La diversité bioclimatique dont bénéficie le Pérou permet une production agricole variée. En 2008, la surface agricole utile représente environ 5,4 million d'hectares. Dans la partie andine il s'agit surtout d'une agriculture vivrière (pommes de terre, maïs, élevage). L'est du pays au climat amazonien permet la croissance de café, les productions de thé et de cacao ne sont pas significatives. Toutefois, les carences dans le domaines des transports ne facilitent pas l'écoulement de ces productions destinées à l'exportation. Le gouvernement lutte contre la culture de la coca depuis les années 70. Le Pérou est le deuxième producteur mondial de cette culture illégale mais traditionnelle. Par ailleurs, la forêt amazonienne, qui couvre plus de la moitié du territoire est sous-exploitée sur le plan économique et mal exploitée sur le plan écologique.
La zone côtière compense un manque de précipitation par l'irrigation issue des nombreux cours d'eau en provenance de la cordillère des Andes. Dans cette zone, la canne à sucre, le coton, le riz et les cultures maraîchères occupent les premiers plans en terme de production. Ces productions agro-industrielles ont été affectées par les réformes des années 70.

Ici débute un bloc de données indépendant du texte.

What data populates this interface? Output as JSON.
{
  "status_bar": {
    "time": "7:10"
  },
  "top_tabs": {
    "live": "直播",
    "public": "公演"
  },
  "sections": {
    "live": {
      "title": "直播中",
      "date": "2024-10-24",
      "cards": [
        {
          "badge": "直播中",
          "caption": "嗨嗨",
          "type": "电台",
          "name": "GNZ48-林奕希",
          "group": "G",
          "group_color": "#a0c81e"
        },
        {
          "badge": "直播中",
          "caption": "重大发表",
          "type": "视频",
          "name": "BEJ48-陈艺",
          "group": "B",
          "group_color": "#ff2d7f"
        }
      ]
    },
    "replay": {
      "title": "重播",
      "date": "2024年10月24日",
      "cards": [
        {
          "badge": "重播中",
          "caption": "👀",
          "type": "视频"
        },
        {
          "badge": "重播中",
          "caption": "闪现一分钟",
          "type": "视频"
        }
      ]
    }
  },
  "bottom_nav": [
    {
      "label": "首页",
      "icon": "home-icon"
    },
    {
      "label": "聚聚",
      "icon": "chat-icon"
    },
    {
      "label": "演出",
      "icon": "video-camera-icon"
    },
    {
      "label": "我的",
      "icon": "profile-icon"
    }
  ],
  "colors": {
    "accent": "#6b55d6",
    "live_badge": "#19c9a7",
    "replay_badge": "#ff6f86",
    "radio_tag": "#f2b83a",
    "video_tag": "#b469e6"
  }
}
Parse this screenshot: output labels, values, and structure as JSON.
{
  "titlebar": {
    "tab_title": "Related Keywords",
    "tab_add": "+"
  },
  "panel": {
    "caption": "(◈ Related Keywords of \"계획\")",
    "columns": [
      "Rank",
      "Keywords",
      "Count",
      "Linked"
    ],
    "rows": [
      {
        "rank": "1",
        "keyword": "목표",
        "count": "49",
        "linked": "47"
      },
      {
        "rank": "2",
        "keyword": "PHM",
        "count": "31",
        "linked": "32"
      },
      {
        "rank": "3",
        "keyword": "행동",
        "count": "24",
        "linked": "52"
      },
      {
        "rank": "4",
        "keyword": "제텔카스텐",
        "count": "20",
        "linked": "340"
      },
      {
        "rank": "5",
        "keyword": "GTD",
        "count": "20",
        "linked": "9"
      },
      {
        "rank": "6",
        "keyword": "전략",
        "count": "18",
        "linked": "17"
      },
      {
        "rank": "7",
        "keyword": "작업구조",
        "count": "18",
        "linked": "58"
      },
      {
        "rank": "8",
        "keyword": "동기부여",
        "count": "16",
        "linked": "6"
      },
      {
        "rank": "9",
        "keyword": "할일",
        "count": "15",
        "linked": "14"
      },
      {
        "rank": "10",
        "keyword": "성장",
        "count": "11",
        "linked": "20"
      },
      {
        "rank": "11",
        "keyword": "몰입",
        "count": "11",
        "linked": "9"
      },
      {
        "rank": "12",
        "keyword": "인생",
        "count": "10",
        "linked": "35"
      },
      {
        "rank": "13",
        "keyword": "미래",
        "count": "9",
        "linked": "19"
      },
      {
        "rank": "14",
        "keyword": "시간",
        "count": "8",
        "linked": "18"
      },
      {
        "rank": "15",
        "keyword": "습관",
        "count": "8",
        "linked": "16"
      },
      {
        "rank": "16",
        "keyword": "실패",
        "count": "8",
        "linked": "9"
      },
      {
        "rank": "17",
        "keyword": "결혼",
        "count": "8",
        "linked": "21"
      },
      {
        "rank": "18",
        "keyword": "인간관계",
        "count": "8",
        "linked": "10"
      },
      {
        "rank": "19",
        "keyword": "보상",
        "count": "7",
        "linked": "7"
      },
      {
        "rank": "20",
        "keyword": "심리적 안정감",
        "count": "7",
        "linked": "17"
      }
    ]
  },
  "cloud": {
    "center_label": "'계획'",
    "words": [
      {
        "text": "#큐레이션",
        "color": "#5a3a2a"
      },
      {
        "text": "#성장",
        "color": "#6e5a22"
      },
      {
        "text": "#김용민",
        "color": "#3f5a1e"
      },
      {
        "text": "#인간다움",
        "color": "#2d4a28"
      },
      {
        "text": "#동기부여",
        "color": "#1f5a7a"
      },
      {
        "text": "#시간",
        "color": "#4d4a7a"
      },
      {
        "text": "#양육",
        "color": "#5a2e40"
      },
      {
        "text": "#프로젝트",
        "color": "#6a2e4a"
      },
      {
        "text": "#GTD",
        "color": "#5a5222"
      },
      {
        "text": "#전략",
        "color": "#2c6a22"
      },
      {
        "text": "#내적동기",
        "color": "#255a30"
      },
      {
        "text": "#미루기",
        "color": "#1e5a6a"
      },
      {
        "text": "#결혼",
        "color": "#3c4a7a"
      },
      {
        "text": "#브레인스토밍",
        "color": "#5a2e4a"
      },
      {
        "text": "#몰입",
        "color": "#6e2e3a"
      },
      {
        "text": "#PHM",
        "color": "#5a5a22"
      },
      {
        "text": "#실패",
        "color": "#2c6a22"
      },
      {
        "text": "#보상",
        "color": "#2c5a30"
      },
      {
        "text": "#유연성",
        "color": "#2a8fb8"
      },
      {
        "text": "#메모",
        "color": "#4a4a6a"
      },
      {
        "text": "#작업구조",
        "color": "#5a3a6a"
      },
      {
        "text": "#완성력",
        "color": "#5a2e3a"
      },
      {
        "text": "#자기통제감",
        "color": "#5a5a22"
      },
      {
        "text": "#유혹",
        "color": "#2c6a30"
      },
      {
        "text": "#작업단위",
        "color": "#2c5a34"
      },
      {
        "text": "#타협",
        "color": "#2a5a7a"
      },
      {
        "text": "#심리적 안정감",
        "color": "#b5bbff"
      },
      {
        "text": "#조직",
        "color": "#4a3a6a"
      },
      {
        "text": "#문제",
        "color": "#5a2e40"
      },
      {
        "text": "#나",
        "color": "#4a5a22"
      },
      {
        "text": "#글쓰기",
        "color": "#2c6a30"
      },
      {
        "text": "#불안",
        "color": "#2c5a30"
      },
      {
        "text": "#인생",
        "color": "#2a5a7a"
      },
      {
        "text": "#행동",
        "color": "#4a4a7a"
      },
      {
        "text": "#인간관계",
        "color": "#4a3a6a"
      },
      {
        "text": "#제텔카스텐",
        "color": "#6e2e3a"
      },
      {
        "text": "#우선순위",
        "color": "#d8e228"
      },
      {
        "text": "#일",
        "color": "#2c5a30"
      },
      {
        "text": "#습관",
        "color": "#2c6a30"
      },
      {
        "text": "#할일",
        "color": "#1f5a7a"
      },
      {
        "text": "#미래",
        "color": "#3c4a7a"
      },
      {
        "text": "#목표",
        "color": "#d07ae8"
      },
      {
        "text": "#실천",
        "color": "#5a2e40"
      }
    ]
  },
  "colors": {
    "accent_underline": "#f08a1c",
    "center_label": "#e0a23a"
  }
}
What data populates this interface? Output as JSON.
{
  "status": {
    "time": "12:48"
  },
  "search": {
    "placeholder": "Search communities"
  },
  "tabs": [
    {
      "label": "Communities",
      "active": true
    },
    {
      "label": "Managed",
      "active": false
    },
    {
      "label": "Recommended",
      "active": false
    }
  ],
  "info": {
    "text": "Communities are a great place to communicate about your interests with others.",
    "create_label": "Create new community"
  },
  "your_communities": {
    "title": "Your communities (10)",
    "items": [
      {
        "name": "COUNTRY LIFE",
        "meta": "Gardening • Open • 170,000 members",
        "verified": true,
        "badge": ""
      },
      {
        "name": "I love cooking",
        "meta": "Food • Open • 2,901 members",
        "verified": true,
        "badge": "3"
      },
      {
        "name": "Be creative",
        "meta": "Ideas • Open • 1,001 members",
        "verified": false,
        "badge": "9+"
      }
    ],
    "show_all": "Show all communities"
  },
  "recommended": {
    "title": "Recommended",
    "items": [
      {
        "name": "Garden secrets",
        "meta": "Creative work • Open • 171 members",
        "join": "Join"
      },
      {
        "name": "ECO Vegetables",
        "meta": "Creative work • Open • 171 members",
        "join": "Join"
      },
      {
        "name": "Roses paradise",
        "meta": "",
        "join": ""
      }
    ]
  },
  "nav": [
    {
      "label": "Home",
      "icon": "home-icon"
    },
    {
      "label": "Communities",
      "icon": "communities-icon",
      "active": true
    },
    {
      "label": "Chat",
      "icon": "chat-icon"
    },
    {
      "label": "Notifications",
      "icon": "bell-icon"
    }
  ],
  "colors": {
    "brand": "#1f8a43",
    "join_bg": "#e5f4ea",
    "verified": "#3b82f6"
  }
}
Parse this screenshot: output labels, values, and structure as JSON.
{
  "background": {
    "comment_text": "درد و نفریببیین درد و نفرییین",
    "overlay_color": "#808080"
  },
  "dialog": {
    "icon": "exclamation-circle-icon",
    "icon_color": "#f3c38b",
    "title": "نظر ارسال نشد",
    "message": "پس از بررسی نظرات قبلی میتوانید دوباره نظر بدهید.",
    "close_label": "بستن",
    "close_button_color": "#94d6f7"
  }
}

Grâce au courant de Humboldt, le Pérou possède l'une des eaux territoriales les plus poissonneuses au monde, mais elle pourrait être mieux valorisée car, sur environ 740 espèces recensées, seulement 3 sont pleinement utilisées par les industriels. Le Pérou a extrait en 2008 environ 7,3 millions de tonnes de produits de la mer. Toutefois, en cas de phénomène climatique El Niño, la production baisse. Ainsi, en 1998, El Niño avait provoqué une chute d'environ 75% de la filière. Plus de 90% des volumes pêchés sont transformés en farine de poisson pour l'alimentation animale. Seuls 8% sont destinés à la consommation humaine (provenant en grande partie de la pêche artisanale).
La pêche péruvienne (près de 1200 embarcations enregistrées) représente environ 10 % de la pêche mondiale (4ème rang mondial) et constitue le second secteur exportateur péruvien, notamment grâce à la farine de poissons dont le Pérou est le premier producteur mondial.
Energies et Industries
Ce secteur occupe 22% de la population active et contribue pour 36% au PNB du pays.
Le Pérou est le 1er producteur mondial d'argent, le 2ème de zinc, le 3ème d'étain, le 4ème de plomb et de molybdène et le 6ème d'or. De plus, seul 14% du territoire ayant un potentiel minier est effectivement exploré.
Trois minerais concentrent plus de 80% des exportations minières totales : le cuivre (43%), l'or (24%) et le zinc (15%).
Le Pérou profite aussi de nombreux gisements d'hydrocarbure lui assurant l'indépendance énergétique et permettant de conforter sa balance des paiements.
Concernant l'industrie traditionnelle, la production de biens de consommation et le textile représentent les secteurs les plus dynamiques.
Services
Les services occupent 48% de la population active et contribuent pour 57% au PNB du pays.
A l'exception de l'aire métropolitaine de Lima et des grandes villes les réseaux du commerce de détail restent du domaine de l'économie souterraine.
Le tourisme, après une décennie difficile au cours des années 80, sous la double influence de l'hyperinflation et des attentats du Sentier Lumineux, redore l'image du Pérou et profite de nombreux sites attractifs. En 2008, le Pérou a accueilli près de deux millions de touristes, générant environ 2,4 milliards USD.Le tourisme constitue après les mines, la 2ème source de devises du pays.
Les infrastructures de transport représentent un problème majeur que le Pérou doit résoudre dans un avenir proche. Le Pérou possède un réseau routier d'environ 127 000 km, dont seulement 11% sont asphaltés. Cette carence nuit gravement aux autres secteurs d'activités, notamment l'agriculture, et contribue très largement à l'accroissement des disparités régionales.